I Wanna Be Yours
Please note the title. It’s not the more usual possessive, controlling I Want You to Be Mine. It’s something else; it’s the desire to be possessed, to belong to somebody. That is the tender hope of young Ella (Eleanor Barkla) and Haseeb (Oz Malik). Ella is from Yorkshire and Haseeb, self-consciously from south London, is British-Pakistani. They meet – or catch each other’s eye – at a drama class.
We all know about instant attraction (don’t we?). It’s what happens next, after that ‘first, fine, careless rapture’, that is the subject of I Wanna Be Yours.
And what happens next is about ‘love’, certainly, but it’s also about negotiating (but not calling it that), about compromise, about families, about allowing for differences, sensitivities and beliefs, about social class and race, and making plans and treading very, very carefully. Ella is white, upbeat, and secular. Haseeb is brown, inhibited and a practising Muslim. If anything, Ella is the less constrained, optimistic, more accepting, and the determined driving force.
Ella and Haseeb are sweet if tentative, characters. Text and lovely, clear performances make us invest in these characters and we hope that it can all work out for them – but text and performance also sow subtle seeds of doubt from the start…
Playwright Zia Ahmed is a London Laureate and poetry slam champion. His play charts the not always easy development of Ella and Haseeb’s relationship in a series of brief scenes distinguished by Rachel Lee’s lighting changes. There’s not much ‘plot’ in the conventional sense – and sometimes the story meanders a little - but each little scene is beautifully attuned to the reality of his characters, truthful, and devoid of sentimentality.
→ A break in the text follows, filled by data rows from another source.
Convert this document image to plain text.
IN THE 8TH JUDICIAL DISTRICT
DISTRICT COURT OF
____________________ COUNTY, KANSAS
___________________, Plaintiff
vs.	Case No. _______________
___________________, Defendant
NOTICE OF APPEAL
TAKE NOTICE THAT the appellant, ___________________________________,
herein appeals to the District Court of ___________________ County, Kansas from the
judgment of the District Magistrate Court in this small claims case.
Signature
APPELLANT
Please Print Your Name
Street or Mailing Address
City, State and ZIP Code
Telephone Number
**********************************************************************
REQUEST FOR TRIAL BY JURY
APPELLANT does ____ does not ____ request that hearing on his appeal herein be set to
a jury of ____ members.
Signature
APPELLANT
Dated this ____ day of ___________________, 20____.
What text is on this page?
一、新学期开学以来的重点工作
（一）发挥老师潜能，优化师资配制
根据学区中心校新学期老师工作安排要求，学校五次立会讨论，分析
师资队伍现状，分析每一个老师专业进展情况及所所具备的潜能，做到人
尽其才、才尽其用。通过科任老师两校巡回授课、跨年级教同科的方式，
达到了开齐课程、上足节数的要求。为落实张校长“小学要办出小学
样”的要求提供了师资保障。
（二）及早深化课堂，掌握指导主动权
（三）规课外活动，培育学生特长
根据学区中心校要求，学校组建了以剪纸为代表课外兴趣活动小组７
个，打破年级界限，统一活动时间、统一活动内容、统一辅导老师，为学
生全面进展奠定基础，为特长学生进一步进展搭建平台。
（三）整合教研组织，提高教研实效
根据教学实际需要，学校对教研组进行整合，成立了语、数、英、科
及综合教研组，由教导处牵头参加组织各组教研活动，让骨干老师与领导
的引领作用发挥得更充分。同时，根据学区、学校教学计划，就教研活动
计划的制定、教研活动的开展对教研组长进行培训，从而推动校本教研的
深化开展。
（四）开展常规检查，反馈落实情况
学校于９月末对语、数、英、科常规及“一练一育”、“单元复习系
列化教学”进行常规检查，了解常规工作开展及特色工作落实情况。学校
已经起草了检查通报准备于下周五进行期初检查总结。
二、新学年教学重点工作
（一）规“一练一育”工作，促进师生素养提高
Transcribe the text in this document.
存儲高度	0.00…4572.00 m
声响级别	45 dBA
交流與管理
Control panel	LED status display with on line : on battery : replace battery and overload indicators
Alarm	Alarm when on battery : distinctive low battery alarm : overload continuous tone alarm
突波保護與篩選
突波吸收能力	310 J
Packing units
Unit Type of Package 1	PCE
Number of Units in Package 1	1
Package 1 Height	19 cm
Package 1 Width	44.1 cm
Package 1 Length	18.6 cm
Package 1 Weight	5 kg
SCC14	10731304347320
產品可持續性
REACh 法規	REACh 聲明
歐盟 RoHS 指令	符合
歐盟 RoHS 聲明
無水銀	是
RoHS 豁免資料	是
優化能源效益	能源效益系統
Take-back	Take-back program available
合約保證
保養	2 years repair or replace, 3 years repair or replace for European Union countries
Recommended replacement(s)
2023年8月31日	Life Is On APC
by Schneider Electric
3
The play is set in contemporary London. If you’ve not been there, Ahmed’s writing creates it for us, and director Tasnim Hossain keeps it firmly there, including the accents and speech rhythms of the characters with the help of two dialect coaches: Geraldine Cook-Dafner and London-based Gurkiran Kaur.
As the play builds to a sort of climax, there is an extended and somewhat strained metaphor about an elephant that begins as Ella’s toy and expands to become the ever present ‘elephant in the room’ for Ella and Haseeb. They even give it a name.
In being clear about what he wants to say and explore, and not close off all possibilities, Zia Ahmed veers into a more poetic and slightly confusing allegorical reality. As well as that elephant, Ella and Haseeb are lost in a snowstorm and then walking on ice – all rather at odds with the delicacy and naturalism of what’s gone before.
When the Beatles sang “All You Need is Love” back in 1967 it was of course cheerful, uplifting, sentimental tosh. As an idea, it still is. I Wanna Be Yours puts its lovers in a context, a real milieu of class, religion and personality and asks – as the program note has it - whether love is all you need. It’s a very contemporary love story and a cautionary tale.